At the same time, he added, “We are being very cautious. We don’t want to have a bunch of extra rigs out there.”

The careful approach to adding assets is needed to control costs and avoid overcapacity that has plagued the industry in the past, industry officials said.

McCann agreed it was important to remain disciplined and not commit more resources than needed.

Steve Tripp, head of worldwide vehicle transportation for vehicle maker Chrysler, told TT that trucking service has been solid, with adequate capacity almost everywhere at all times.

“They have learned a lesson from past bubbles,” he said. “Carriers seem to be adding equipment and hiring drivers at a reasonable pace. They are buying enough equipment to keep up with the market.”

He also said Chrysler chose to switch some new vehicle shipments to truck from rail because of railcar supply difficulties last month.

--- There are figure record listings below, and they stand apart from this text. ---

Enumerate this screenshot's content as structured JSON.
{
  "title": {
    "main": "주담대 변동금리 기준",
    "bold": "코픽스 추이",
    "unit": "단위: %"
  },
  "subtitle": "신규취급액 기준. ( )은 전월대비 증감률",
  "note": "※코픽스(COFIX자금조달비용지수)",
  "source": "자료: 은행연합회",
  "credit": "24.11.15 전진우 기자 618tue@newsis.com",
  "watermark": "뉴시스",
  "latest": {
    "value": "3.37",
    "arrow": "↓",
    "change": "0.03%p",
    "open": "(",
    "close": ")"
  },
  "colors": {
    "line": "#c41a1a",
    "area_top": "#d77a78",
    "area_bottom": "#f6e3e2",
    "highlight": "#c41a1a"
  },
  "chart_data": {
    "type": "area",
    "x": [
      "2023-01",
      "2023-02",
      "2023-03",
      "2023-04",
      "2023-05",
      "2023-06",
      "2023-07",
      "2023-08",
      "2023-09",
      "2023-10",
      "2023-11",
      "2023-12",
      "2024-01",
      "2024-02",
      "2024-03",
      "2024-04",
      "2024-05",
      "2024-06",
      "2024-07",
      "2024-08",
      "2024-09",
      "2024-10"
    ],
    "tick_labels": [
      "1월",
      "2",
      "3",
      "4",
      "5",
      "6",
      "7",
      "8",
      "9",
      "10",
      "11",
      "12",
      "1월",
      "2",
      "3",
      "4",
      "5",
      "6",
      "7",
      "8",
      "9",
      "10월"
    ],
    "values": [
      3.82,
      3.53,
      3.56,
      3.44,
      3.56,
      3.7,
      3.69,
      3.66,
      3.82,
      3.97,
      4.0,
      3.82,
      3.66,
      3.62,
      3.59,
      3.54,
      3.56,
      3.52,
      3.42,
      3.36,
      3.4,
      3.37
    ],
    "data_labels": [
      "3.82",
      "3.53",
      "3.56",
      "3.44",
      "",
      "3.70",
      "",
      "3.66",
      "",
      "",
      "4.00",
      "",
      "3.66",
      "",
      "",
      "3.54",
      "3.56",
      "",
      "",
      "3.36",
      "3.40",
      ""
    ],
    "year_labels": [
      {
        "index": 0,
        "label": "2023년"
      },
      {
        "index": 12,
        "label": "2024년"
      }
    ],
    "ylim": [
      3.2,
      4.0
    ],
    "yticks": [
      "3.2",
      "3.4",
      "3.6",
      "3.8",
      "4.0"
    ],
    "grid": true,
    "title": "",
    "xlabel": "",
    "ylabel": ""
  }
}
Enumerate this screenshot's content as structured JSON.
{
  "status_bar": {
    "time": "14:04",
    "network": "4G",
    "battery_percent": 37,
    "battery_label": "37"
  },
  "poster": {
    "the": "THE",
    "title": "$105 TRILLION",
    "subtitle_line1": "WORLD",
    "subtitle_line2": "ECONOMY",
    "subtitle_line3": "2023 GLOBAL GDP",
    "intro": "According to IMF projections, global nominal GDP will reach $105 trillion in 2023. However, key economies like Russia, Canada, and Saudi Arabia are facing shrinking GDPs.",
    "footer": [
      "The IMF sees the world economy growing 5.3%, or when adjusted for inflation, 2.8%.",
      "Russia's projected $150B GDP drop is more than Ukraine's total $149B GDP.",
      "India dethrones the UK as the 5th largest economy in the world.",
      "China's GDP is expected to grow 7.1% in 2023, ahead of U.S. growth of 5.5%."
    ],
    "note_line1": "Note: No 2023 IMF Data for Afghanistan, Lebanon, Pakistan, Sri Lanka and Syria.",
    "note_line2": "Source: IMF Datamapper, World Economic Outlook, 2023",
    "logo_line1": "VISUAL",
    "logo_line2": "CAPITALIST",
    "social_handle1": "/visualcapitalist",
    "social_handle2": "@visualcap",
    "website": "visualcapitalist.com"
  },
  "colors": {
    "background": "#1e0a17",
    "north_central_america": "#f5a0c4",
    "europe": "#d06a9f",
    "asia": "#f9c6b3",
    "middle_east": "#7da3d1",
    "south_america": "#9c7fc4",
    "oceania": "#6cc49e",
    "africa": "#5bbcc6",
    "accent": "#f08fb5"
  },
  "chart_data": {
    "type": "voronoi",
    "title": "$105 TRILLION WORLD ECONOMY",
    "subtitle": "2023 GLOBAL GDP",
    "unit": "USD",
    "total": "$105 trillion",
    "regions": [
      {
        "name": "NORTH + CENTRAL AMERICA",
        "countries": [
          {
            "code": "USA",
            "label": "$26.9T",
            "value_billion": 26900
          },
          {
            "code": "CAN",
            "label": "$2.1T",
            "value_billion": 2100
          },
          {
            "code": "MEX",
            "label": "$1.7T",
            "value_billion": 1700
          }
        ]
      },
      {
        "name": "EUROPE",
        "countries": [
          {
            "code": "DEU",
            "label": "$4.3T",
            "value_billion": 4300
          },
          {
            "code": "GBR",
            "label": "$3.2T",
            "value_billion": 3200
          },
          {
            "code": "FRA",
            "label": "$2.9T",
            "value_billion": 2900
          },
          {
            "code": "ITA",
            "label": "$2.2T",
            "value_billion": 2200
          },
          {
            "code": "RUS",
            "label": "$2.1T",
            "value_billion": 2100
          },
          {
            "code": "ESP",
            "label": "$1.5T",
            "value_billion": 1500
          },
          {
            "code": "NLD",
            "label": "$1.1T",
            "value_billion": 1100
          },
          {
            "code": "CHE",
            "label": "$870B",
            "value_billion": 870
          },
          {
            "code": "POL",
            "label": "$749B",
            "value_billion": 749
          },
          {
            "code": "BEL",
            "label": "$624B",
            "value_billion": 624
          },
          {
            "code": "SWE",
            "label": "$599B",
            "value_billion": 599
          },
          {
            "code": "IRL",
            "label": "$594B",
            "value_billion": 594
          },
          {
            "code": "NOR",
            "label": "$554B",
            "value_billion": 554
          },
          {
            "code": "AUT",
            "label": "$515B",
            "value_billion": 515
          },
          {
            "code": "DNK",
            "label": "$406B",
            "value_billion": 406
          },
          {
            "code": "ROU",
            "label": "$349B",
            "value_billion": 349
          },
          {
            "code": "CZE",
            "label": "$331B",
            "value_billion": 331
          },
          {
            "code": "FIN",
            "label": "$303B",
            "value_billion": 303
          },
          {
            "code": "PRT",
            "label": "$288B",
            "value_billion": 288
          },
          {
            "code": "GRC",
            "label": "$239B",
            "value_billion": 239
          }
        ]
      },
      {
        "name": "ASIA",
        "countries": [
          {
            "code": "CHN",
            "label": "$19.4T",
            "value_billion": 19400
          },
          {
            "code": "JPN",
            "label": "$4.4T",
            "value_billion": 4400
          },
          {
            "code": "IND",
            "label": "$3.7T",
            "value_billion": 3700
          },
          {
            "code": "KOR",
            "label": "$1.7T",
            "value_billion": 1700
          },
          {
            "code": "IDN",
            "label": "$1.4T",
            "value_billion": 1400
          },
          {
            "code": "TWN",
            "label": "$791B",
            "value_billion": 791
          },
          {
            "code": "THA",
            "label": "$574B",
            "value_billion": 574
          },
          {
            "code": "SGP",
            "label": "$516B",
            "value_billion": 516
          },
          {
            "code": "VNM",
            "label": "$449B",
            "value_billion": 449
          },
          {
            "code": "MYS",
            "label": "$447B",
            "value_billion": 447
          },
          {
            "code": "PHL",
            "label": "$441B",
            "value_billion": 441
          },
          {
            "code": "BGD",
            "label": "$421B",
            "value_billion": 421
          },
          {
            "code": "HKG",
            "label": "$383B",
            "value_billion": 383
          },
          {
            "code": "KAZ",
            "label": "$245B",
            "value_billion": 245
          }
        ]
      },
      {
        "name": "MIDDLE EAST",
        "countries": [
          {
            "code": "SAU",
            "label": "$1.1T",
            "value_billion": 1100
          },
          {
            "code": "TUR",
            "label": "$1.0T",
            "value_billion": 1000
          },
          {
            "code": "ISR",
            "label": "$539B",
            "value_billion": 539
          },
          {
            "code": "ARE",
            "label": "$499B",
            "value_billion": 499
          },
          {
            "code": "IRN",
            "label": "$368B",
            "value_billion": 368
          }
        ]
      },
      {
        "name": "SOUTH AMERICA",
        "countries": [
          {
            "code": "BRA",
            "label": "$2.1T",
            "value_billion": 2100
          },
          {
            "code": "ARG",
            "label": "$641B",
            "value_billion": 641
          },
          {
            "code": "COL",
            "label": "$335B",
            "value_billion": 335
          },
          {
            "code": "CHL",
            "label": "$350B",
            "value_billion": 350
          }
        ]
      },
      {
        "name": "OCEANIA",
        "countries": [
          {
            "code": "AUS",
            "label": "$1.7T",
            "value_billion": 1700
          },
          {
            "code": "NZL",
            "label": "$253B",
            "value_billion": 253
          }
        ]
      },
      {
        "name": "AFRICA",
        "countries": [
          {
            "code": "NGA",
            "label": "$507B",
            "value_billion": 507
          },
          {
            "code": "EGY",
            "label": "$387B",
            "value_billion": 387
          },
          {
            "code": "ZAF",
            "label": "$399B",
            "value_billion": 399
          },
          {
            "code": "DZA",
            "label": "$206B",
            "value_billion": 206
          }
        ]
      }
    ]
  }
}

“Certainly, March was challenging for Chrysler and all the auto manufacturers,” he said. “We had a lot of railcar shortages.”

“In April, so far it has been markedly better,” Tripp added, saying that freight cars often are hard to find in March because of weather and production surges.

“We have some optimism that March may have been a seasonal blip that won’t continue for the rest of the year,” he said.

Until the upturn that began gradually in 2010 and picked up steam last year, car haulers’ fortunes slid along with the industry.

“With the economic meltdown in 2008 and 2009, carriers exited the market due to being overleveraged,” ATA’s Farrell said. “The overwhelming majority of their fleets were sold for scrap.”

One milestone was the 2008 shutdown of Performance Transportation Services, then the second-largest car hauler, following a Teamsters strike.

Allied Systems Holdings, which once was the largest auto hauler, survived a long-running labor problem and a bankruptcy before a dispute with automakers in 2011 led to lost business that was picked up by Jack Cooper Transport. The following year, Allied’s debt-holders filed an involuntary bankruptcy petition against the Atlanta-based company.

The company didn’t return calls seeking comment on its current business levels.

It’s also a good time for fleets supplying the automotive sector, said Shepard Dunn, president of Bestway Express, Vincennes, Ind.

“Pent-up demand appears to be driving the high auto sales,” he told TT, predicting a surge in demand for trucking until the auto plants’ summer shutdown. “That’s good, America needs it. The good news is that tells me we might be getting closer to the normal freight volumes we are used to.”